Reconnaissant cette lacune critique, l’Inde s’engage dans une stratégie agressive pour construire un écosystème national robuste de matériel d’IA. Une initiative clé est le développement d’une puce d’IA indigène, qui devrait être prête d’ici 2027, conçue en collaboration avec des institutions gouvernementales utilisant l’architecture open source RISC-V. En complément, le gouvernement indien a approuvé la création de six installations de fabrication de semi-conducteurs à travers le Gujarat, l’Assam et l’Uttar Pradesh, attirant des investissements dépassant les 15 milliards de dollars. Celles-ci comprennent une importante usine de fabrication de Tata Electronics à Dholera, Gujarat, une coentreprise avec Powerchip Semiconductor Manufacturing Corporation, et d’autres unités axées sur l’assemblage, les tests, le marquage et l’emballage (ATMP) et la conception de puces. En outre, l’Inde a inauguré ses premiers centres de conception de puces 3nm à Noida et Bengaluru, signalant son entrée dans la sphère d’élite de la conception de semi-conducteurs de pointe. La politique globale Semicon India, lancée avec des dépenses substantielles, offre des incitations financières et un soutien à la fabrication et à la conception de semi-conducteurs, visant à faire de l’Inde un pôle de fabrication mondial et à réduire la dépendance aux importations. Avec 20% de la main-d’œuvre mondiale de conception de semi-conducteurs déjà basée en Inde, le bassin de talents est un atout significatif.

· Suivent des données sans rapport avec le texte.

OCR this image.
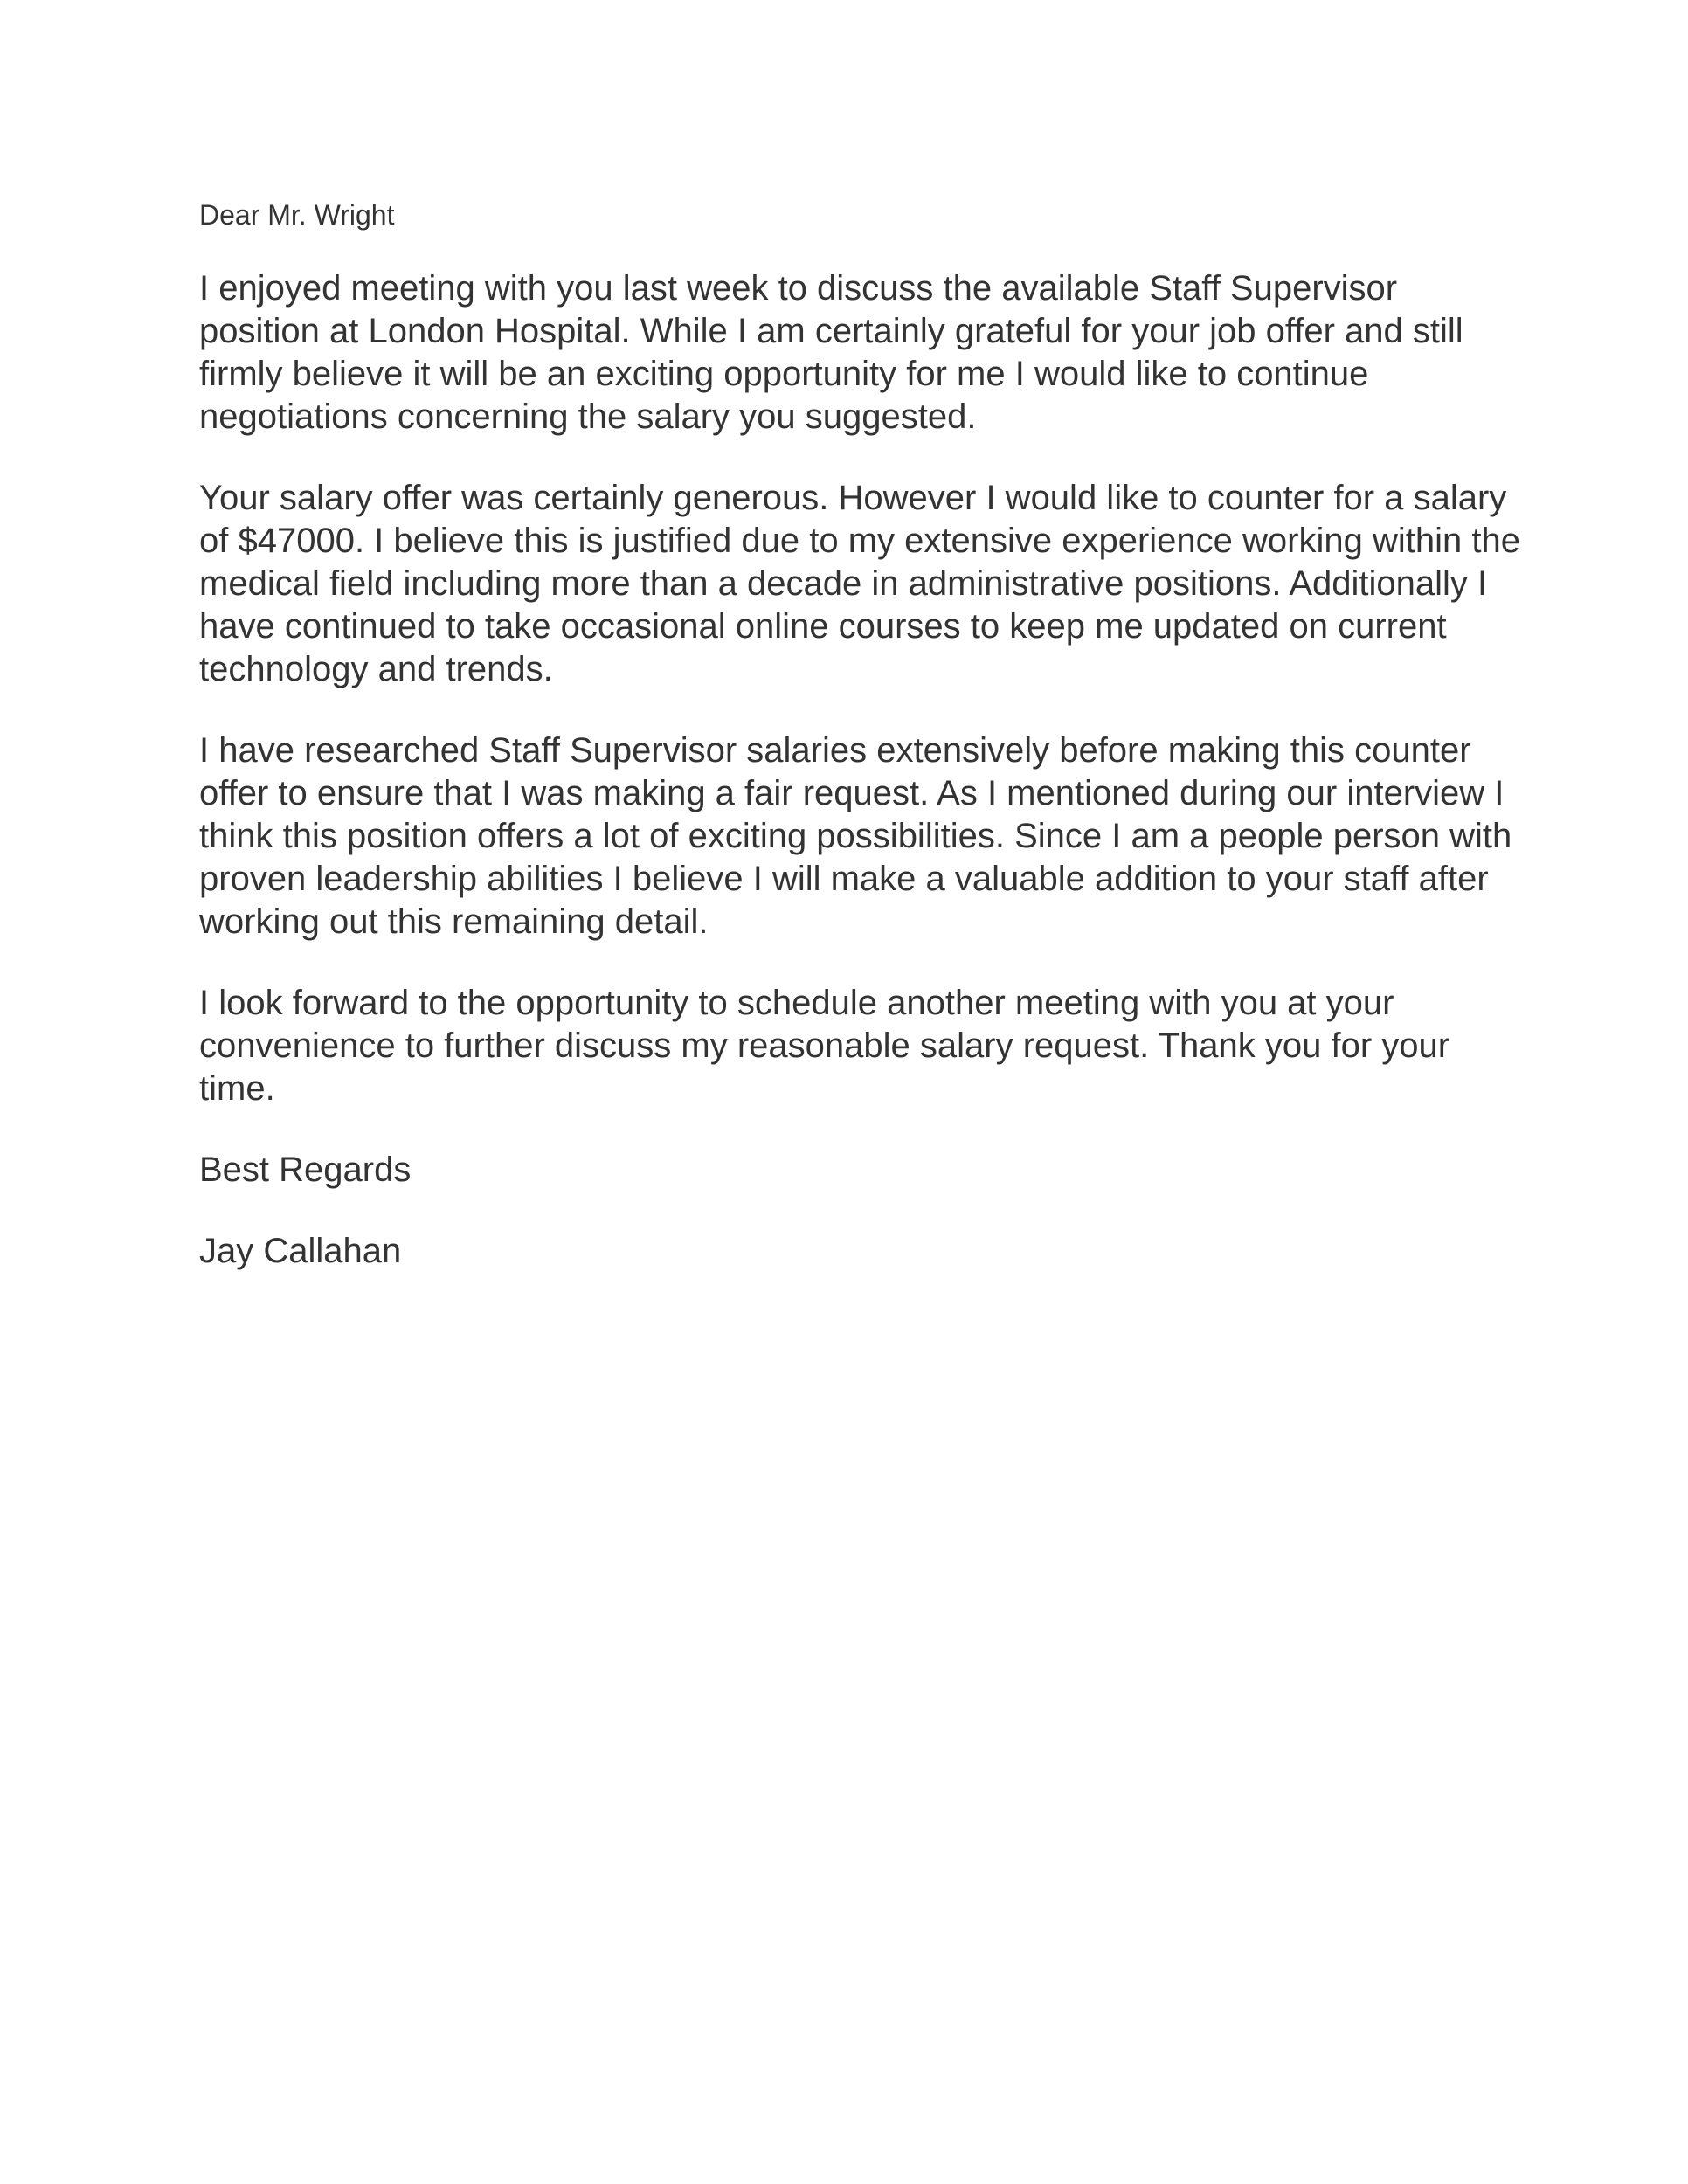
Dear Mr. Wright

I enjoyed meeting with you last week to discuss the available Staff Supervisor position at London Hospital. While I am certainly grateful for your job offer and still firmly believe it will be an exciting opportunity for me I would like to continue negotiations concerning the salary you suggested.

Your salary offer was certainly generous. However I would like to counter for a salary of $47000. I believe this is justified due to my extensive experience working within the medical field including more than a decade in administrative positions. Additionally I have continued to take occasional online courses to keep me updated on current technology and trends.

I have researched Staff Supervisor salaries extensively before making this counter offer to ensure that I was making a fair request. As I mentioned during our interview I think this position offers a lot of exciting possibilities. Since I am a people person with proven leadership abilities I believe I will make a valuable addition to your staff after working out this remaining detail.

I look forward to the opportunity to schedule another meeting with you at your convenience to further discuss my reasonable salary request. Thank you for your time.

Best Regards

Jay Callahan
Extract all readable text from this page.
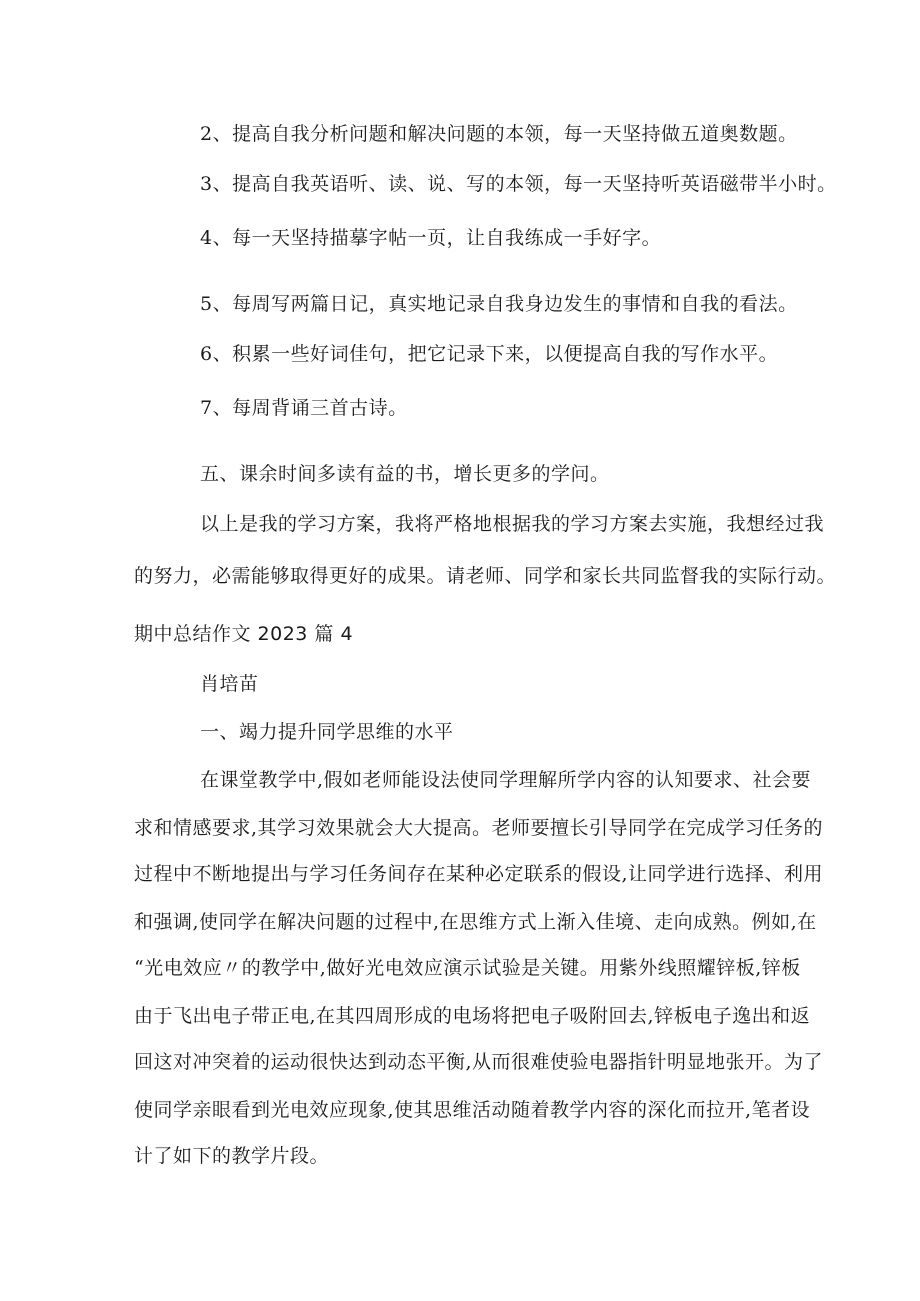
2、提高自我分析问题和解决问题的本领，每一天坚持做五道奥数题。
3、提高自我英语听、读、说、写的本领，每一天坚持听英语磁带半小时。
4、每一天坚持描摹字帖一页，让自我练成一手好字。
5、每周写两篇日记，真实地记录自我身边发生的事情和自我的看法。
6、积累一些好词佳句，把它记录下来，以便提高自我的写作水平。
7、每周背诵三首古诗。
五、课余时间多读有益的书，增长更多的学问。
以上是我的学习方案，我将严格地根据我的学习方案去实施，我想经过我
的努力，必需能够取得更好的成果。请老师、同学和家长共同监督我的实际行动。
期中总结作文 2023 篇 4
肖培苗
一、竭力提升同学思维的水平
在课堂教学中,假如老师能设法使同学理解所学内容的认知要求、社会要
求和情感要求,其学习效果就会大大提高。老师要擅长引导同学在完成学习任务的
过程中不断地提出与学习任务间存在某种必定联系的假设,让同学进行选择、利用
和强调,使同学在解决问题的过程中,在思维方式上渐入佳境、走向成熟。例如,在
“光电效应〃的教学中,做好光电效应演示试验是关键。用紫外线照耀锌板,锌板
由于飞出电子带正电,在其四周形成的电场将把电子吸附回去,锌板电子逸出和返
回这对冲突着的运动很快达到动态平衡,从而很难使验电器指针明显地张开。为了
使同学亲眼看到光电效应现象,使其思维活动随着教学内容的深化而拉开,笔者设
计了如下的教学片段。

Le chemin vers une autonomie complète en matière d’IA, englobant à la fois les logiciels et le matériel, est indéniablement complexe et capitalistique. Bien que l’Inde ait réalisé des progrès louables dans la promotion du développement de modèles d’IA indigènes et qu’elle investisse agressivement dans la fabrication de semi-conducteurs, la voie à suivre implique de surmonter des défis tels que les coûts de développement élevés, l’infrastructure de fabrication avancée limitée et l’impératif de retenir les meilleurs talents. Pourtant, avec des politiques stratégiques, des investissements significatifs et un écosystème en plein essor, l’Inde est prête à se transformer d’un consommateur en un contributeur clé dans le paysage mondial du matériel d’IA, s’efforçant de résoudre le paradoxe au cœur de sa mission d’IA.